Comprar tecido neste mercado é fazer uma compra com profundidade histórica.
A Ecologia Completa de uma Cidade
Para além das suas camadas mais visíveis, o mercado de Ouidah contém a ecologia completa de uma cidade funcionante:
- Cambistas que gerem os fluxos cambiais entre o franco CFA, a naira e o dólar ocasional — vestígios de uma costa que sempre foi uma zona de múltiplas moedas
- Vendedores de tecido que conseguem ler a filiação familiar, a ocasião e o orçamento de um cliente em três perguntas
- Herboristas que são simultaneamente botânicos, conselheiros espirituais e depositários da memória comunitária — o saber que detêm não está escrito em lado nenhum
- Comerciantes de ferramentas que vendem os instrumentos de ferro utilizados tanto na construção quotidiana como nas cerimónias Vodun para Gu, o deus do ferro
A Tensão Moderna: Mercado a Céu Aberto vs. Mercado Coberto
A forma atual do mercado — orgânica, difusa, seguindo os contornos de antigos caminhos — está sob pressão. Uma proposta governamental para uma nova estrutura de mercado coberta racionalizaria o espaço, criaria bancas uniformes e acrescentaria drenagem e eletricidade. No papel, é uma melhoria.

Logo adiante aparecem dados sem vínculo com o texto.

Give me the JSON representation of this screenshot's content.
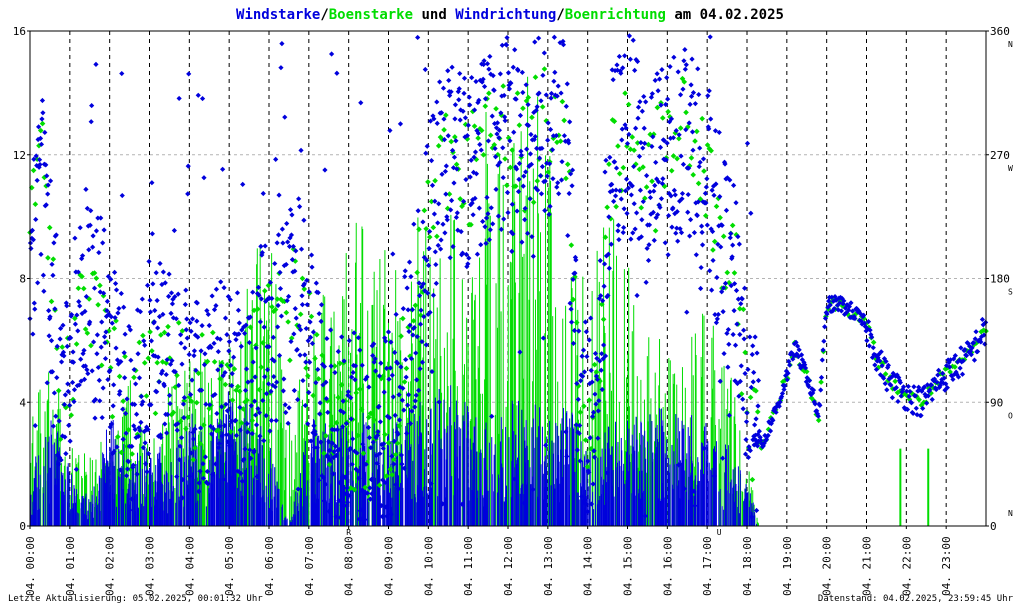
{
  "chart_data": {
    "type": "scatter",
    "title": {
      "part1": "Windstarke",
      "sep1": "/",
      "part2": "Boenstarke",
      "part3": " und ",
      "part4": "Windrichtung",
      "sep2": "/",
      "part5": "Boenrichtung",
      "part6": " am 04.02.2025"
    },
    "colors": {
      "wind": "#0000dd",
      "gust": "#00dd00",
      "axis": "#000000",
      "grid": "#b4b4b4",
      "marker": "#dd0000",
      "title_black": "#000000"
    },
    "x_ticks": [
      "04. 00:00",
      "04. 01:00",
      "04. 02:00",
      "04. 03:00",
      "04. 04:00",
      "04. 05:00",
      "04. 06:00",
      "04. 07:00",
      "04. 08:00",
      "04. 09:00",
      "04. 10:00",
      "04. 11:00",
      "04. 12:00",
      "04. 13:00",
      "04. 14:00",
      "04. 15:00",
      "04. 16:00",
      "04. 17:00",
      "04. 18:00",
      "04. 19:00",
      "04. 20:00",
      "04. 21:00",
      "04. 22:00",
      "04. 23:00"
    ],
    "xlim": [
      0,
      24
    ],
    "ylim_left": [
      0,
      16
    ],
    "yticks_left": [
      "0",
      "4",
      "8",
      "12",
      "16"
    ],
    "ylim_right": [
      0,
      360
    ],
    "yticks_right": [
      "0",
      "90",
      "180",
      "270",
      "360"
    ],
    "direction_labels": [
      "N",
      "O",
      "S",
      "W",
      "N"
    ],
    "grid": true,
    "red_markers": [
      {
        "label": "R",
        "x": 8.0
      },
      {
        "label": "U",
        "x": 17.3
      }
    ],
    "wind_speed_envelope": [
      [
        0.0,
        1.5
      ],
      [
        0.5,
        3.5
      ],
      [
        1.0,
        1.8
      ],
      [
        1.5,
        0.8
      ],
      [
        2.0,
        3.5
      ],
      [
        2.5,
        2.0
      ],
      [
        3.0,
        3.0
      ],
      [
        3.5,
        1.8
      ],
      [
        4.0,
        3.5
      ],
      [
        4.5,
        3.0
      ],
      [
        5.0,
        4.0
      ],
      [
        5.5,
        3.8
      ],
      [
        6.0,
        2.5
      ],
      [
        6.5,
        0.0
      ],
      [
        7.0,
        3.2
      ],
      [
        7.5,
        3.0
      ],
      [
        8.0,
        3.2
      ],
      [
        8.5,
        3.5
      ],
      [
        9.0,
        3.0
      ],
      [
        9.5,
        3.5
      ],
      [
        10.0,
        3.8
      ],
      [
        10.5,
        4.5
      ],
      [
        11.0,
        3.5
      ],
      [
        11.5,
        3.0
      ],
      [
        12.0,
        3.8
      ],
      [
        12.5,
        4.0
      ],
      [
        13.0,
        3.5
      ],
      [
        13.5,
        3.8
      ],
      [
        14.0,
        2.2
      ],
      [
        14.5,
        3.0
      ],
      [
        15.0,
        3.2
      ],
      [
        15.5,
        3.5
      ],
      [
        16.0,
        3.5
      ],
      [
        16.5,
        3.5
      ],
      [
        17.0,
        3.0
      ],
      [
        17.5,
        2.5
      ],
      [
        18.0,
        1.5
      ],
      [
        18.3,
        0.0
      ]
    ],
    "gust_speed_envelope": [
      [
        0.0,
        3.0
      ],
      [
        0.5,
        5.0
      ],
      [
        1.0,
        2.5
      ],
      [
        1.5,
        2.0
      ],
      [
        2.0,
        3.0
      ],
      [
        2.5,
        4.5
      ],
      [
        3.0,
        2.5
      ],
      [
        3.5,
        4.0
      ],
      [
        4.0,
        5.0
      ],
      [
        4.5,
        5.0
      ],
      [
        5.0,
        5.0
      ],
      [
        5.5,
        7.0
      ],
      [
        6.0,
        9.8
      ],
      [
        6.5,
        3.0
      ],
      [
        7.0,
        5.5
      ],
      [
        7.5,
        7.0
      ],
      [
        8.0,
        8.0
      ],
      [
        8.5,
        9.5
      ],
      [
        9.0,
        7.5
      ],
      [
        9.5,
        9.0
      ],
      [
        10.0,
        8.5
      ],
      [
        10.5,
        9.5
      ],
      [
        11.0,
        8.5
      ],
      [
        11.5,
        12.8
      ],
      [
        12.0,
        10.0
      ],
      [
        12.5,
        13.0
      ],
      [
        13.0,
        11.5
      ],
      [
        13.5,
        7.5
      ],
      [
        14.0,
        7.5
      ],
      [
        14.5,
        9.0
      ],
      [
        15.0,
        8.0
      ],
      [
        15.5,
        6.0
      ],
      [
        16.0,
        5.0
      ],
      [
        16.5,
        5.0
      ],
      [
        17.0,
        6.5
      ],
      [
        17.5,
        5.0
      ],
      [
        18.0,
        2.0
      ],
      [
        18.3,
        0.0
      ],
      [
        21.8,
        2.0
      ],
      [
        22.5,
        2.5
      ]
    ],
    "direction_trend": [
      [
        0.0,
        200
      ],
      [
        0.3,
        260
      ],
      [
        0.8,
        90
      ],
      [
        1.3,
        160
      ],
      [
        1.8,
        150
      ],
      [
        2.2,
        100
      ],
      [
        2.6,
        80
      ],
      [
        3.0,
        120
      ],
      [
        3.4,
        130
      ],
      [
        3.8,
        100
      ],
      [
        4.2,
        90
      ],
      [
        4.6,
        110
      ],
      [
        5.0,
        100
      ],
      [
        5.4,
        90
      ],
      [
        5.8,
        130
      ],
      [
        6.3,
        150
      ],
      [
        6.8,
        170
      ],
      [
        7.2,
        100
      ],
      [
        7.6,
        80
      ],
      [
        8.1,
        70
      ],
      [
        8.6,
        60
      ],
      [
        9.0,
        70
      ],
      [
        9.5,
        120
      ],
      [
        10.0,
        220
      ],
      [
        10.5,
        270
      ],
      [
        11.0,
        260
      ],
      [
        11.5,
        280
      ],
      [
        12.0,
        290
      ],
      [
        12.5,
        270
      ],
      [
        13.0,
        300
      ],
      [
        13.4,
        320
      ],
      [
        13.8,
        90
      ],
      [
        14.2,
        80
      ],
      [
        14.6,
        260
      ],
      [
        15.0,
        290
      ],
      [
        15.5,
        250
      ],
      [
        16.0,
        270
      ],
      [
        16.5,
        290
      ],
      [
        17.0,
        250
      ],
      [
        17.4,
        200
      ],
      [
        17.8,
        160
      ],
      [
        18.1,
        70
      ],
      [
        18.4,
        60
      ],
      [
        18.8,
        90
      ],
      [
        19.2,
        130
      ],
      [
        19.5,
        110
      ],
      [
        19.8,
        80
      ],
      [
        20.0,
        160
      ],
      [
        20.3,
        162
      ],
      [
        20.7,
        155
      ],
      [
        21.0,
        145
      ],
      [
        21.3,
        120
      ],
      [
        21.6,
        105
      ],
      [
        22.0,
        95
      ],
      [
        22.4,
        90
      ],
      [
        22.8,
        105
      ],
      [
        23.2,
        115
      ],
      [
        23.6,
        125
      ],
      [
        23.9,
        140
      ]
    ]
  },
  "footer": {
    "left": "Letzte Aktualisierung: 05.02.2025, 00:01:32 Uhr",
    "right": "Datenstand: 04.02.2025, 23:59:45 Uhr"
  }
}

Na prática, destruiria a lógica espacial que faz do mercado o que é: a acumulação orgânica de gerações de colocação de vendedores, as adjacências entre o ritual e o comercial, a arquitetura acidental da memória económica de uma cidade. A secção de rituais Vodun, que requer proximidade com outros vendedores por razões culturais e práticas, seria difícil de reconstituir numa grelha racionalizada.
O debate está em curso. O Ouidah Origins documenta esta tensão porque não é exclusiva de Ouidah — é a questão urbana central que todas as cidades africanas históricas enfrentam ao tentar modernizar-se sem se apagar.
Para o Visitante
O mercado de Ouidah está frequentemente ausente dos circuitos turísticos — o que o torna um dos lugares mais autênticos a visitar. Ir lá de manhã cedo é ver Ouidah na sua verdade mais ordinária e mais viva.
- Vá cedo: As manhãs de quarta-feira e sábado são as mais movimentadas. Chegue antes das 8h para ver o mercado no seu estado mais ativo.
- Percorra o mercado todo: Não se detenha na primeira banca de tecidos. A secção Vodun fica mais fundo, para lá das bancas de produtos frescos.
- Peça autorização antes de fotografar: As bancas rituais em particular não são exposições para visitantes. Peça sempre primeiro.
- Prove o acloui: Os bolinhos de feijão vendidos pelas Mamas do mercado são o mesmo prato — mesma receita, mesmo azeite, mesma técnica — que o acarajé de Salvador da Bahia. Coma um e pense no que isso significa.
Caminhe a sul do mercado por 3,5 km ao longo da Rota dos Escravos para chegar à Porta do Não Retorno. Explore o Bairro Zomachi para compreender as tradições têxteis Aguda visíveis nas bancas do mercado.